From fungus to dysplasia: possible mechanisms
But why could fungal colonisation promote the development of oesophageal cancer? Candida species are part of the natural microflora, but can become invasive and exacerbate inflammatory processes when the barrier function is impaired. They are also capable of producing potentially carcinogenic substances such as acetaldehyde from alcohol and nitrosamines from precursor compounds. Such substances are considered relevant carcinogens in the upper gastrointestinal tract. It is suspected that Candida infections could contribute to carcinogenesis through these effects or through chronic mucosal irritation or increased immune activation in achalasia.

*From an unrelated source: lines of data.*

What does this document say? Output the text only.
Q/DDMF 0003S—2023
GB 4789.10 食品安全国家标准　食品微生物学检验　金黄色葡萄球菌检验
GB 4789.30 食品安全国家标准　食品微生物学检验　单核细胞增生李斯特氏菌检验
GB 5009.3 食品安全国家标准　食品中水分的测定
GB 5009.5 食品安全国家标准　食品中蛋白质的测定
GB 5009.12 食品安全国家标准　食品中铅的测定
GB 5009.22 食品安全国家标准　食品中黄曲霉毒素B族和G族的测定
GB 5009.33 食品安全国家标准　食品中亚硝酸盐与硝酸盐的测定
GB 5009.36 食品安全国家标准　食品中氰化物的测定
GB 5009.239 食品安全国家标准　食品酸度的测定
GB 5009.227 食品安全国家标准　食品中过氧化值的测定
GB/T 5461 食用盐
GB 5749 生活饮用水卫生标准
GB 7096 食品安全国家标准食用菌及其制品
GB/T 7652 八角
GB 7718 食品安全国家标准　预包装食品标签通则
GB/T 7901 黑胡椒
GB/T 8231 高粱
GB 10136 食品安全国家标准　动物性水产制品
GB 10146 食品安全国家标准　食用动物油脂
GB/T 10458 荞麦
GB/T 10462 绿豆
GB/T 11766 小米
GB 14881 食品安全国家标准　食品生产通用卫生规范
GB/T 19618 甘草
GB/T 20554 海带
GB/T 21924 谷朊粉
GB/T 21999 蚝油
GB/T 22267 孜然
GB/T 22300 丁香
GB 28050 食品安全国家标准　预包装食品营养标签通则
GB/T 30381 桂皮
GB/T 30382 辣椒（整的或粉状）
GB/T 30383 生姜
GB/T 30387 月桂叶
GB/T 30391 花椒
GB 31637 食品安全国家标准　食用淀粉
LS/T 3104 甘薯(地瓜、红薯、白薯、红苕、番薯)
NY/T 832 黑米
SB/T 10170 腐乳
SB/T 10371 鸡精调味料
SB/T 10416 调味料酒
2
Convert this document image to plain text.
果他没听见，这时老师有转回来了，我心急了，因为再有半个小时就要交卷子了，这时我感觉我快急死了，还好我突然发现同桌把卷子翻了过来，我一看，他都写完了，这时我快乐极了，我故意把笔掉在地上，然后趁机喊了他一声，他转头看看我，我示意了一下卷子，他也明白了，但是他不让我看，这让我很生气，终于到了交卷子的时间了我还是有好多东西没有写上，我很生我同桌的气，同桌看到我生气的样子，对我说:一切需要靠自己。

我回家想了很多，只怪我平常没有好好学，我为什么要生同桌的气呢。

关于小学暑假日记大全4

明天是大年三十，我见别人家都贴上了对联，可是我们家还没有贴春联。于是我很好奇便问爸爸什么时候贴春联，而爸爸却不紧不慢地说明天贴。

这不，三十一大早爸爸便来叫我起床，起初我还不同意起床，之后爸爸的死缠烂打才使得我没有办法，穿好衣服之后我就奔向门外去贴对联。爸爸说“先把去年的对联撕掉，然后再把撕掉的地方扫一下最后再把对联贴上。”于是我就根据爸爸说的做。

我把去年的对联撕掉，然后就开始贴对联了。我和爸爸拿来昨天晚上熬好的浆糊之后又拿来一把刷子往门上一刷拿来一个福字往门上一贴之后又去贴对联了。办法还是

Data on classic risk factors such as alcohol and tobacco consumption were not available in the present study. Nevertheless, it is striking that men in particular had a significantly increased risk of cancer – a patient group that is considered to be at particular risk for oesophageal carcinoma, even independently of achalasia. The reason for this is thought to be that men tend to consume more alcohol and tobacco. Whether Candida acts as an additional, possibly mediating factor here or is merely a marker for an increased level of inflammation remains open.
Conclusion: Fungal infection as a warning sign in achalasia follow-up care
The results provide valuable information for clinical practice: Candida infection of the oesophagus in achalasia could be a potential risk factor for the development of oesophageal cancer. Whether there is actually a causal link should be investigated further in future studies.
- Guo X, Lam SY, Janmaat VT, de Jonge PJF, Hansen BE, Leeuwenburgh I, Peppelenbosch MP, Spaander MCW, Fuhler GM. Esophageal Candida Infection and Esophageal Cancer Risk in Patients With Achalasia. JAMA Netw Open. 2025 Jan 2;8(1):e2454685. doi: 10.1001/jamanetworkopen.2024.54685. PMID: 39808429; PMCID: PMC11733698.